Shiv Kumar Alias Jawahar Saraf Appellant
Ramavtar Agarwal Respondents


- (1.)Heard Mr. Mahesh Jethmalani, learned senior counsel appearing for the appellant and Mr. Vikas Singh, learned senior counsel appearing for the respondent.
(2.)This appeal has been filed against the judgment of the High Court dated 06.09.2016 by which Criminal Miscellaneous Petition No.965 of 2016, filed by the appellant, praying for quashing the order dated 18.07.2016 passed by Sessions Judge, Bilaspur in Criminal Revision No.92 of 2016 has been dismissed. The Criminal Revision was filed against the order dated 18.08.2015 passed by Judicial Magistrate First Class, Bilaspur taking cognizance and registering the complaint case against the appellant for offence punishable under Section 138 of the Negotiable Instruments Act, 1881 (for short "NI Act"). The appellant had issued a post dated cheque of Central Bank of India, Main Branch, Bilaspur amounting to Rs.7.8 Crores in favour of the respondent. The cheque was presented by the respondent which was dishonoured. A legal notice was issued on 02.04.2015 by the respondent, which was received by appellant. Notice was replied denying the claim putforth by the respondent. Hence, complaint was filed before the Judicial Magistrate First Class. Judicial Magistrate First Class, taking into consideration materials on the record vide order dated 18.08.2015, took cognizance of offence and registered a criminal complaint case No.4664 of 2015. Criminal Revision was filed against the said order before the District Judge, which was dismissed by the District Judge on 18.07.2016. For quashing the said order Criminal Revision No.965 of 2016 was filed.
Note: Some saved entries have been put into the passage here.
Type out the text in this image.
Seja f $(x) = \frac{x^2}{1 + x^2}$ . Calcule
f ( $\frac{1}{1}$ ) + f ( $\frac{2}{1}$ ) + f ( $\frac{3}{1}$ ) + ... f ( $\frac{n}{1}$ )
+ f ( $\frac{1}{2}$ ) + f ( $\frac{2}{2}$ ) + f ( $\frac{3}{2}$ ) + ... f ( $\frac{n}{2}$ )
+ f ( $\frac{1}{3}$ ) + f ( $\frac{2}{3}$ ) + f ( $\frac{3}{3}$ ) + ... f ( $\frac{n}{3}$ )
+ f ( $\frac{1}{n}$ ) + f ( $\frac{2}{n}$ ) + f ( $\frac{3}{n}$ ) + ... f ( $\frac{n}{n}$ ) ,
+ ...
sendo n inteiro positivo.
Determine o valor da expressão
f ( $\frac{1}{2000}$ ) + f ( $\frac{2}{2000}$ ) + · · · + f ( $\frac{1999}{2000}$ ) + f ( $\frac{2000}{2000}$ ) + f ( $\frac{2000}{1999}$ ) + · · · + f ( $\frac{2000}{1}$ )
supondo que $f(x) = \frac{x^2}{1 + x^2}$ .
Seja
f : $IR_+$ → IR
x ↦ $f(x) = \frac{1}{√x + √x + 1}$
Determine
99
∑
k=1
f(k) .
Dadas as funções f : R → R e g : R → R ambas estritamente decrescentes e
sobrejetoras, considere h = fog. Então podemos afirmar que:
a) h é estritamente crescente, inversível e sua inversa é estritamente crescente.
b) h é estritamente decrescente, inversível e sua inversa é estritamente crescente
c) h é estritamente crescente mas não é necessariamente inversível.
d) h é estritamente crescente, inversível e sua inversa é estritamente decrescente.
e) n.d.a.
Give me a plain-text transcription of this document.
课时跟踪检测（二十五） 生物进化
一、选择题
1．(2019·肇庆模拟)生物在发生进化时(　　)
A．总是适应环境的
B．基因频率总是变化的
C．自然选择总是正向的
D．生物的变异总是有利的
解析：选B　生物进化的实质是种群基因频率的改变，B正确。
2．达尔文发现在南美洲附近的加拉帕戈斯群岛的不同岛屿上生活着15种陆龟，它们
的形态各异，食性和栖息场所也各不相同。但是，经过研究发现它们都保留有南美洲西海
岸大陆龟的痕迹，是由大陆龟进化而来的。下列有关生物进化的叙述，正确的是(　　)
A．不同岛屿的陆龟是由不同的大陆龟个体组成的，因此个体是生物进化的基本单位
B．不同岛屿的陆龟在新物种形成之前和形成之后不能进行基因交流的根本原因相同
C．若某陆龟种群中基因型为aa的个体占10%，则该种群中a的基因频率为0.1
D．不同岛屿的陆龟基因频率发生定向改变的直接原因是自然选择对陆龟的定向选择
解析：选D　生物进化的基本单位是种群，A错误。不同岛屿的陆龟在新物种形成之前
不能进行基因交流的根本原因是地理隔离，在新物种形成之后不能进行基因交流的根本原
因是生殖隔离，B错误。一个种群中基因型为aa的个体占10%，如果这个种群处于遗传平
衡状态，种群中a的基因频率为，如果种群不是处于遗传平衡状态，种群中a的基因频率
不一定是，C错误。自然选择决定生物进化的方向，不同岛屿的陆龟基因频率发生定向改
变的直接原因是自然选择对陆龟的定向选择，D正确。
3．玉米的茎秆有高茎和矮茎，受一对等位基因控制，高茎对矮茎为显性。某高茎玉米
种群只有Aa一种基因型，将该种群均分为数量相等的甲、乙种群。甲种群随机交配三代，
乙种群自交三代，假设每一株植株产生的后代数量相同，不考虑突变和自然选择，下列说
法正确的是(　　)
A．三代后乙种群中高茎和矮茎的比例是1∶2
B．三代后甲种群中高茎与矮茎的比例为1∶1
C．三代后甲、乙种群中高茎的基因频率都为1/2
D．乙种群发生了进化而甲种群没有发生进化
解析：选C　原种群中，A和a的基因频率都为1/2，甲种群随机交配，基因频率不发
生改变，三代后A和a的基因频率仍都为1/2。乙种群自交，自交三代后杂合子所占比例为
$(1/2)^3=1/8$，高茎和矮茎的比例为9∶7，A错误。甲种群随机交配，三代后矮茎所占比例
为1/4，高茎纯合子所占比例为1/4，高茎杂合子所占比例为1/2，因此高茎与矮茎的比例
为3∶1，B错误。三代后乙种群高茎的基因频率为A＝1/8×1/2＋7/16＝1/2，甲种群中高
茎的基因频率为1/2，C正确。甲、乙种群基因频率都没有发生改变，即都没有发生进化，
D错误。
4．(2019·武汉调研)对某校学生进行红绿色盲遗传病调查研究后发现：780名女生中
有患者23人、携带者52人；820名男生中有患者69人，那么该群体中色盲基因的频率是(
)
(3.)Mr. Mahesh Jethmalani, learned senior counsel appearing for the appellant contends that Judicial Magistrate First Class could have examined the materials filed along with the complaint and from the materials which were brought on the record it was clear that there was no legally enforceable debt hence there was no case for taking cognizance of the offence and registering the criminal complaint. He referred to the agreement dated 21.10.2014 Annexure P-2 between the parties. Learned counsel for the appellant has also referred to the judgment of the High Court and specifically paragraphs 23 and 32. The High Court in paragraphs 23 and 32, which has been relied and referred by counsel for the appellant, observed: "23. The presumption available under Section 139 of NI Act has to be rebutted and that rebuttal can only be done after adducing evidence. This, by itself clearly reflects that the rebuttal presumption cannot be looked into at the stage of the Court taking cognizance of the offence and registering the case all that Court would have to see is whether there is a prima facie case made out meeting the conditions precedent as envisaged under Section 138 of NI Act, which in the instant case, in the opinion of this Court, the Respondent has in fact been able to establish and fulfill all such ingredients. 32. As has been stated in the preceding paragraphs since there is a presumption to be drawn of there being a debt or liability in part or in whole of the drawer to the holder of the instrument, the Court below cannot be said to have faulted upon in taking cognizance and in registering the offence. Since it is a rebuttal presumption and all the contentions and averments made by the counsel for the Petitioner being his defence, it would be open for him to raise all these grounds at the stage of leading evidence including the defence of existence of legally enforceable debt or liability. However, there can be no doubt that at the time of filing of complaint there was always initial presumption which would be in favour of the complainant."